Mr Toyota said that the industry was moving from cars and software to platforms.

“It is the platform that will be the backbone for mobility, for car-sharing, for any number of services that we want to make possible.”



He said the e-Palette was a key to providing mobility-on-demand and mobility-as-a-service and mobility commerce.

Such is the importance of the e-Palette to Toyota’s future it has forged a relationship with Amazon, Pizza Hut, Uber, and DiDi – a major Chinese ride-sharing company with more than 450 million users across over 400 cities in China.

The partners, which include Mazda, will collaborate on vehicle planning, application concepts and vehicle verification activities.

The e-Palette platforms will come in three sizes, ranging from four to seven metres with a low slung obstruction-free floor, wheels (including dual wheels) in each corner and a box-like open interior that can easily be adopted for a range of uses from ride- sharing, mobile offices, food delivery services, hospital transport, modular goods delivery for manufacturing and construction.

The concept includes individual retail display opportunities and well as retail clusters of multiple platforms gathered in the one place.

Mr Toyoda said: “Today you have to travel to the store. In future, with e-Palette, the store will come to you.”

Akio Toyoda at CES 2018

He said that by combining a number of e-Palettes in one place, several businesses could quickly create a mobile hub for services ranging from medical clinics to markets to entertainment to festivals.

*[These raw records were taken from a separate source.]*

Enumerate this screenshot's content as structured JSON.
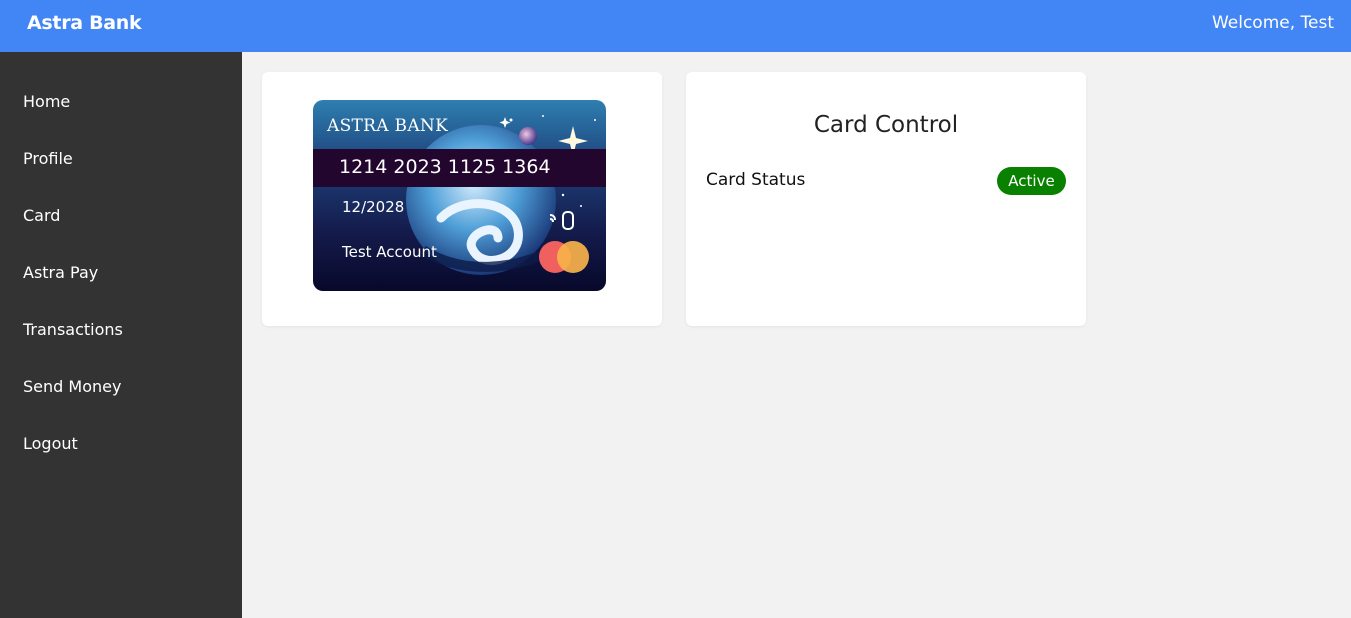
{
  "header": {
    "brand": "Astra Bank",
    "welcome": "Welcome, Test"
  },
  "sidebar": {
    "items": [
      {
        "label": "Home"
      },
      {
        "label": "Profile"
      },
      {
        "label": "Card"
      },
      {
        "label": "Astra Pay"
      },
      {
        "label": "Transactions"
      },
      {
        "label": "Send Money"
      },
      {
        "label": "Logout"
      }
    ]
  },
  "card": {
    "bank_name": "ASTRA BANK",
    "number": "1214 2023 1125 1364",
    "expiry": "12/2028",
    "holder": "Test Account",
    "contactless_icon": "contactless-icon",
    "network_icon": "mastercard-logo-icon"
  },
  "card_control": {
    "title": "Card Control",
    "status_label": "Card Status",
    "status_value": "Active"
  },
  "colors": {
    "header_bg": "#4285f4",
    "sidebar_bg": "#333333",
    "page_bg": "#f2f2f2",
    "active_badge": "#0a8000",
    "card_number_band": "#22062e"
  }
}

Toyota even envisaged someone sending out a platform of unwanted household and personal items into the town as a mobile garage sale for potential buyers to sift through and buy.

The “plug and play” platform will be openly available to companies that want to build new mobility businesses, he said.

“Every e-Palette can be re-configured for different uses in one day all managed by the Toyota mobility service platform and supported by our retail network.”

The control systems can be either those developed by partner companies or that provided by Toyota but the core system, called Toyota Guardian, will always be in control as a safety net.

The system will be launched at the 2020 Olympic Games of which Toyota is a sponsor.